En apportant au monde (a travers la Torah) l’idée du Dieu unique et la notion du « Tikoun Olam » (réparation du monde), le peuple juif a consacré la notion d’espoir.

Pour la 1e fois dans l’humanité, le genre humain n’était pas sur terre que pour manger, dormir, se reproduire et mourir comme le reste des animaux, mais il devait aussi apporter sa contribution pour construire un monde meilleur.

Les hommes ne sont plus assujettis aux dieux, mais ils peuvent par leurs actions influer sur la marche du monde et sur les décisions du Créateur de toutes vies.

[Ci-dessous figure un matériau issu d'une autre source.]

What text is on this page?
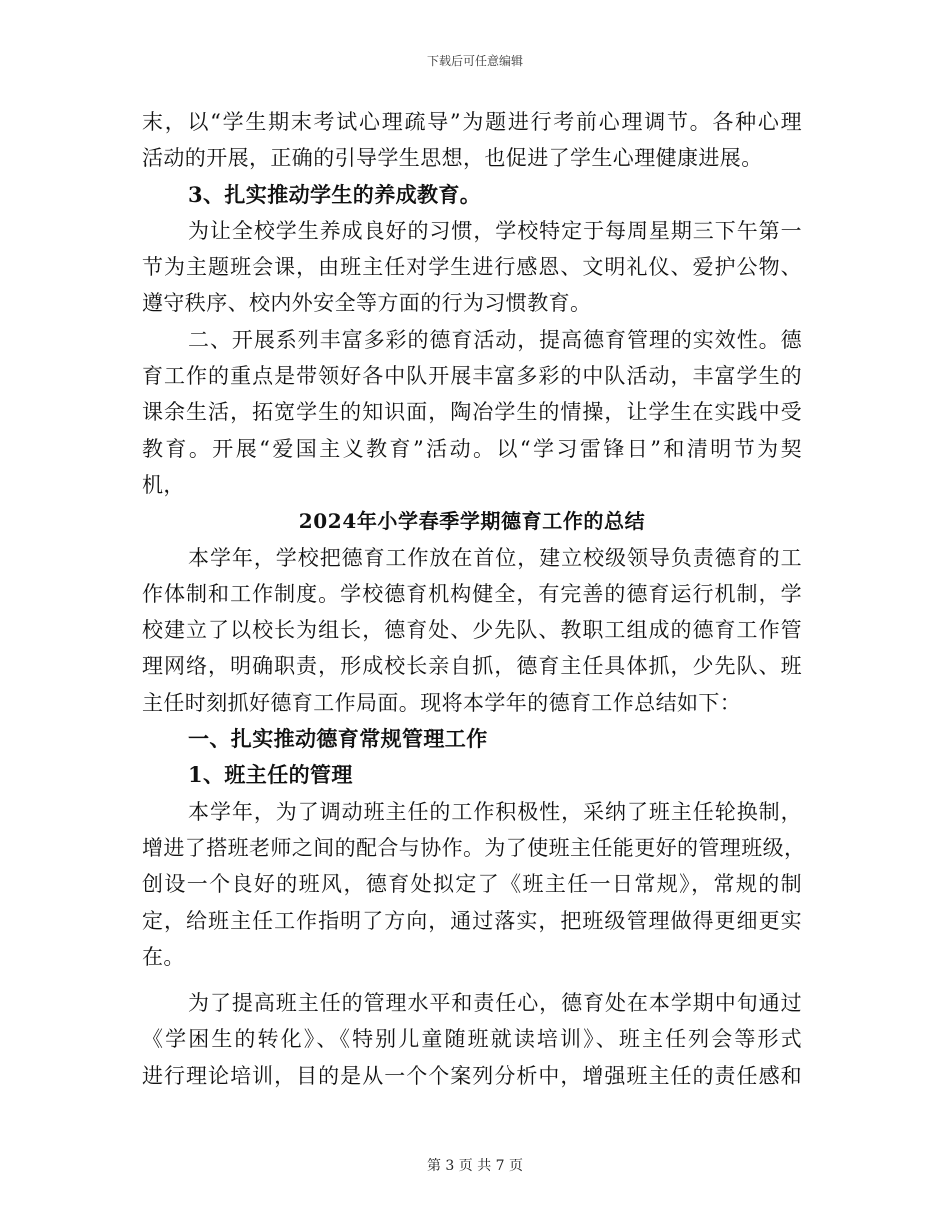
下载后可任意编辑
末，以“学生期末考试心理疏导”为题进行考前心理调节。各种心理
活动的开展，正确的引导学生思想，也促进了学生心理健康进展。
3、扎实推动学生的养成教育。
为让全校学生养成良好的习惯，学校特定于每周星期三下午第一
节为主题班会课，由班主任对学生进行感恩、文明礼仪、爱护公物、
遵守秩序、校内外安全等方面的行为习惯教育。
二、开展系列丰富多彩的德育活动，提高德育管理的实效性。德
育工作的重点是带领好各中队开展丰富多彩的中队活动，丰富学生的
课余生活，拓宽学生的知识面，陶冶学生的情操，让学生在实践中受
教育。开展“爱国主义教育”活动。以“学习雷锋日”和清明节为契
机，
2024年小学春季学期德育工作的总结
本学年，学校把德育工作放在首位，建立校级领导负责德育的工
作体制和工作制度。学校德育机构健全，有完善的德育运行机制，学
校建立了以校长为组长，德育处、少先队、教职工组成的德育工作管
理网络，明确职责，形成校长亲自抓，德育主任具体抓，少先队、班
主任时刻抓好德育工作局面。现将本学年的德育工作总结如下：
一、扎实推动德育常规管理工作
1、班主任的管理
本学年，为了调动班主任的工作积极性，采纳了班主任轮换制，
增进了搭班老师之间的配合与协作。为了使班主任能更好的管理班级，
创设一个良好的班风，德育处拟定了《班主任一日常规》，常规的制
定，给班主任工作指明了方向，通过落实，把班级管理做得更细更实
在。
为了提高班主任的管理水平和责任心，德育处在本学期中旬通过
《学困生的转化》、《特别儿童随班就读培训》、班主任列会等形式
进行理论培训，目的是从一个个案列分析中，增强班主任的责任感和
第 3 页 共 7 页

En cela, ils se donnent l’espoir qu’eux et leurs descendants pourraient vivre une meilleure vie.

Mais en retrouvant la terre d’Israël après plus de 19 siècles d’errance de par le monde, le peuple juif vient de consacrer l’optimisme. En effet, on ne se contente plus d’espérer en priant l’an prochain a Jérusalem, mais c’est enfin arrivé. Les vœux formulés chaque année pendant des siècles, ont été exaucés. L’espoir s’est transformé en optimisme.

L’optimisme est la face active de l’espoir. L’espoir nous permet de garder la Foi, l’optimisme nous la rend concrète.

De fait, toute l’histoire du peuple juif est l’expression concrète de la notion d’optimisme. Parsemée de hauts et bas, de situations de privilèges aux situations les plus catastrophiques, de menaces de disparition et a la renaissance plus fort que jamais.

Ne jamais renoncer a ses valeurs, croire que le meilleur reste toujours a venir, savoir que le miracle est a portée de mains, est une vraie leçon d’optimisme. Ainsi l’on ne se contente plus d’espérer, on y croit vraiment !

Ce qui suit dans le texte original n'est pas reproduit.